Thursday, 28 August 2014

so long as activity is service and even if it is not taxable, it has to be considered as an exempted service - it is not necessary that service should be taxable and an exemption notification exempting from levy of service should have been issued: CESTAT

DURING the period from 10/2005 to March 2008, the appellants had paid service tax due from them by utilizing more than 20% of the credit available. Taking a view that appellants were also providing cargo handling service in respect of exported goods which is not taxable and the same is treated as exempted service and therefore in the absence of separate records for common inputs, the appellant could not have utilized more than 20% of the tax payable from CENVAT credit account, proceedings have been initiated. Such Proceedings have culminated in confirmation of demand for service tax paid from CENVAT credit account during the relevant
period with interest. Penalties have also been imposed.
At the outset, the counsel put forth the argument that the cargo handing service in respect of export cargo cannot be considered as an exempted service at all. He submits that in the definition of taxable service itself the same has been excluded.
Tribunal observed,
According to Rule 2(e) of CENVAT Credit Rules, 2004 (CCR) “exempted service” means taxable services which are exempt from the whole of the service tax leviable thereon, and includes services on which no service tax is leviable under Section 66 of the Finance Act.
From the above definition of “exempted service”, it becomes clear that so long as the activity is a service and even if it is not taxable, it has to be considered as an exempted service. It is not necessary that a service should be taxable and an exemption notification exempting from levy of service should have been issued. In view of this position, the non-taxable service rendered by the appellant has to be considered as an exempted service and therefore during the relevant period, the appellant could not have utilized CENVAT credit beyond the limits prescribed under the Rules for payment of service tax on taxable service unless they maintained separate accounts in respect of inputs/input services used for providing output services in accordance with provisions of CCR.

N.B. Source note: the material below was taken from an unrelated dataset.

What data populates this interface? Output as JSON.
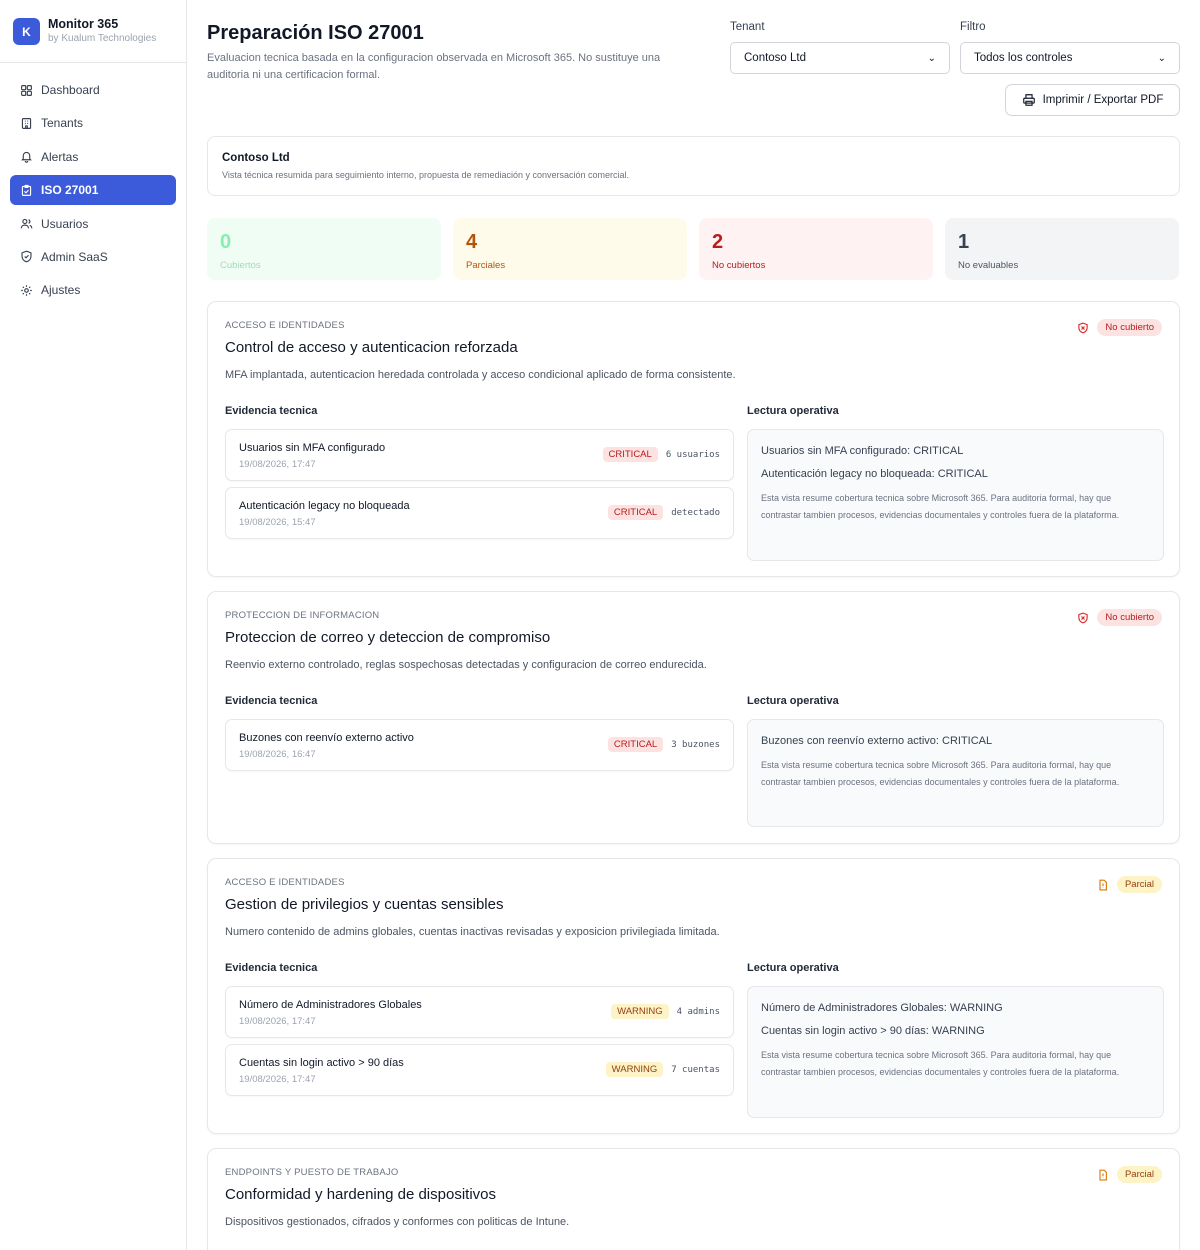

The counsel submitted that they had entertained a bona fide belief and had assumed that since cargo handling service did not include cargo handling of export goods, it would not be taxable and therefore cannot be considered as an exempted service.
The Tribunal observed:
When the statute is clear and there is no ambiguity, no citizen has the liberty or luxury of assuming and acting on his assumptions without looking into the law and without any verification whatsoever. More so, in matters like service tax where the responsibility of assessment is on the assessee and not on the department. Such being the position, no one has the liberty to make assumptions about the liability. The law requires a person to read it, understand it and implement it. Failing to do so and assuming the provisions which are non-existing would lead to consequences which the assessee has no option but to take.
The next submission was that the appellants had huge CENVAT credit in their balance and the activity of the appellant had not resulted in any revenue loss to the Government and the situation is revenue neutral.
The Tribunal observed,
We cannot go into hypothetical consideration when the position is legally clear. In the absence of detailed information regarding the amount payable every month, the credit available every month, the amount of services provided in DTA, non-taxable services, etc., no conclusion can be reached and no details have been made available in the appeal memorandum. Nevertheless, the one claim made by the learned counsel appears to be a reasonable proposition. The learned counsel submitted that at best the appellants can be said to be liable to pay interest for the amount which was paid from CENVAT credit amount instead of making payment in cash to discharge their service tax liability. He also submitted that in view of the circumstances in these cases, no penalty would be liable. The stand taken by the department which in our opinion is legally correct, would result in a situation where the appellants have to deposit the entire amount of service tax utilized in excess of 20% but they can take back the credit into their account and utilize the same for subsequent period. That being the position, obviously if we require the appellant to pay interest on the excess utilization, it would reduce the complications involved in making payment in cash and taking back the CENVAT credit thereafter and would reduce work for all concerned. In Solar Chemferts Pvt. Ltd. case reported in2011-TIOL-1968-CESTAT-MUM , this Tribunal took a similar view in respect of the contravention of Rule 8(3) of Central Excise Rules. In our opinion, it would be appropriate to follow the same in this case also.
In view of the above observations, the appellants are directed to calculate the amount payable as interest because of excess utilization of credit and make payments of the same. This should be done within 12 weeks and on or before 7.10.2014. Thereafter the Commissioner (the adjudicating authority in this case) on receipt of such intimation, would get the payments made by them verified as regards its correctness and submit a report before the Bench when the matter comes up for noting compliance on 11.11.2014. Needless to say a copy of the report to be placed before the Bench will be handed over to the appellants also so that they can respond to such verification report. Final decision as to whether the amount deposited is in accordance with law and fulfills the requirement of payment of interest for hearing the appeals would be taken on 11.11.2014. At present, the requirement of pre-deposit in excess of the interest payable is waived stay against recovery is granted till the directions herein above are complied with and a final order about finalizing the stay application is passed by this Tribunal.